The girl moves back, looks at me, takes a big drag off her smoke and says, “You know, I  have a 
lot of friends with kids, and I just want to tell you that I really respect the way you are handling this.”

Seriously, she said that.

I start laughing and ask the girls how old they are.

“Twenty-two,” they tell me.  Oh, how little you know about life at 22, and yet, you think you know it all…  I remember twenty two and the poor decisions I made.  I didn't need to be angry with these girls, I had compassion for them.  And, I thought, who knows what a little mutual respect might do for them?

Right at this moment, a tall, skinny, older homeless man walks over , “Hey ladies,” he slurs and starts to mimick the beats of a hip hop song, all the while doing his own little bump and grind dance at the girls.

Oh my god, I’m thinking, is this really happening right now?

The girls respond with squeals of dismay, “Ew,” they say, “you can’t say that to us…  We’re going to call the cops if you don’t stop!!!”

“Wait a minute,” I interject, still with a kind voice and a genuine smile, “you girls are on a street corner in string bikinis – what behavior might you be inviting?”

Before they answered, a miracle occurred.  The restaurant beeper went off.

Halleluja, I thought, as I headed into the restaurant with my arm held tight around Rowan.

As I reflected on the CRAZINESS I had just witnessed with  my sweet, sheltered, nine year old daughter I couldn’t help but think of how glad I was that it happened.  I want my kids to know that I can handle whatever moments life presents to me.  I showed no panic, no fear, no “us and them” mentality.  I looked at that homeless woman, didn't turn away, get weird, and act as though she didn't exist.  I treated those young women with dignity and respect, because that is what every human deserves, regardless of what I thought about their behavior.  I wasn't confrontational or judgmental.  I protected my child and made her feel safe in a new and unknown situation.  Life exists beyond the bubble we raise our children in.  To let them get a glimpse of it, I believe, is a really important learning opportunity.
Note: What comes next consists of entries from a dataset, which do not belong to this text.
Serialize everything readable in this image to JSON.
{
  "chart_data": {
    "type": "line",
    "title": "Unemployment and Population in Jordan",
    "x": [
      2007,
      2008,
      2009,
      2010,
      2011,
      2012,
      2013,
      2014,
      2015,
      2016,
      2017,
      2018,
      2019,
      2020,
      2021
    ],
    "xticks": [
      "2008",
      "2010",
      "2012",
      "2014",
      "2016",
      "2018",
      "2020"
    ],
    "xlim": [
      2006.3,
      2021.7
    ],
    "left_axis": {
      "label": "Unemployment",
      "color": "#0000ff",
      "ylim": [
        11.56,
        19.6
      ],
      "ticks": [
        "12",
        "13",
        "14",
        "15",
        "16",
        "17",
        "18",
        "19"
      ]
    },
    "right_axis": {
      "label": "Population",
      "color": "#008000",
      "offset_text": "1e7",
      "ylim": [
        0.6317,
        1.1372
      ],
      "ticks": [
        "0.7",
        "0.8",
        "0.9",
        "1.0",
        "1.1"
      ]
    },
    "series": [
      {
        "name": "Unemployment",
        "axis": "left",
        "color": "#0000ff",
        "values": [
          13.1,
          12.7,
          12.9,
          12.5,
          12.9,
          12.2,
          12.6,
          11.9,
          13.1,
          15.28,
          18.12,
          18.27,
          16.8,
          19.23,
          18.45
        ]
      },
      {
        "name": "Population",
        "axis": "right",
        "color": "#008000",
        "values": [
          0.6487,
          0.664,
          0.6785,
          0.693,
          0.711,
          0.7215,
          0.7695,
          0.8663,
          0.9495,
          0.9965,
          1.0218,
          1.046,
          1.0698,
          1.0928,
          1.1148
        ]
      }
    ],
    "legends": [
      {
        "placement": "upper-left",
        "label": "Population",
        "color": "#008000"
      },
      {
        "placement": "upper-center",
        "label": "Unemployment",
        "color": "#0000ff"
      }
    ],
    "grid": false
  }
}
When Rowan retold the story to my mom, she spoke about my actions with a sense of pride and respect.  I'm sure this situation will continue to inspire many a conversation between my daughter and me...  As she grows, I hope she remembers this story and know that I can handle anything she needs to come to me with...  Because if our kids don't think we can deal with their stuff, we are in big trouble!!!